The announcement stated that users will require customers to present verification data, including Photo ID and facial recognition data by July 15 to offer the full extent of the exchange’s services.

“In order to comply with the “Know Your Customer (KYC)” principle, further implement relevant legal and regulatory requirements, enhance the security level of user accounts, and better combat money laundering, terrorist financing, and other illegal and criminal activities, KuCoin will upgrade its customer identification and verification procedures starting from July 15, 2023 (UTC).”

New users to the platform will also be required to provide personal verification data to access the full suite of services on KuCoin.

Users who fail to provide KYC information will access services limited to services “such as spot trading sell, contract liquidation, margin liquidation, financial redemption, ETF redemption, and will not be able to use deposit services.” 

The company explained its decision by stating that “KYC can effectively reduce fraud, money laundering, and terrorist financing, amongst other malicious activities. KuCoin has also added the ability for KYC verified accounts to enjoy a higher daily withdrawal limit.”

Users who provide facial recognition data will enjoy the maximum withdrawal limit on KuCoin of one million USDT per day.

A spokesperson for KuCoin stated  in an interview that “KuCoin doesn’t support the United States KYC based on our current KYC or the updated KYC rules,” which leads to the assumption that KuCoin is complying with KYC rules in other markets, such as the EU and Hong Kong.

The EU Fully Supports KYC

Speaking of the EU, the European Parliament has already signed off  on an agreement that would require certain crypto transactions to carry information on senders and receivers.

“The so-called ‘travel rule’, already used in traditional finance, will in future cover transfers of crypto assets. Information on the source of the asset and its beneficiary will have to ‘travel’ with the transaction and be stored on both sides of the transfer.”

“The law would also cover transactions above €1000 from so-called self-hosted wallets (a crypto-asset wallet address of a private user) when they interact with hosted wallets managed by crypto-assets service providers. The rules do not apply to person-to-person transfers conducted without a provider or among providers acting on their own behalf.”

Although probably not the driving force behind the decision, it would be remiss not to note how that would influence Binance, the world’s biggest exchange already facing a European exit.

Binance is currently facing numerous lawsuits filed by the SEC for accusations such as wash trading, comingling of customer funds, and evasion of US regulators.
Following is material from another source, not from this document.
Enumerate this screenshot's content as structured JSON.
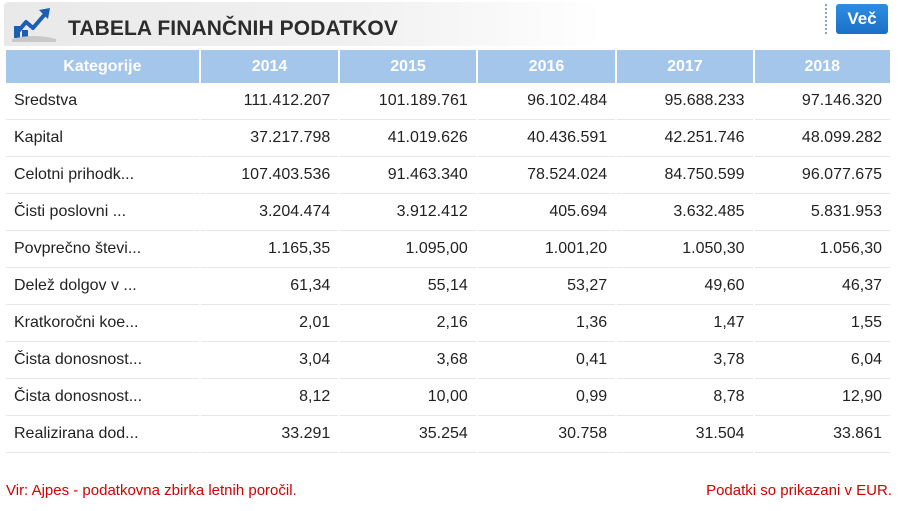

Ironically, these accusations would not have taken place had the platform been under KYC regulations.

However, one of the founding pillars of crypto – when Satoshi Nakamoto first created Bitcoin and blockchains – is total anonymity and control over private information. So, where does that lead the industry?

Crypto In The Spotlight

Crypto and other digital assets have been at the center of many scandals since the technology was popularized, from FTX to Celsius, to Silkroad. The anonymity and ease of use provided by the technology are most likely what attracted most enthusiasts to the new era of finances in the first place.

Now, with governments and even private companies such as KuCoin forcing users to hand in personal information to access the technology, a huge part of the technology’s allure is diminishing.

However, cryptocurrencies, especially Bitcoin and Ethereum have evolved beyond what they were initially intended for. The blockchain technology created by Nakamoto is now used around the world to keep data secure. Software developers are using Ethereum blockchains to enable creators to control the value of their creations.

Granted, being able to commence commerce and trade completely decentralized from governmental control is the future many enthusiasts were looking forward to. But, unfortunately, a technology that enables individuals to move unsurmountable amounts of money completely unregistered will eventually lead to an abuse of power and funding of undesired outcomes.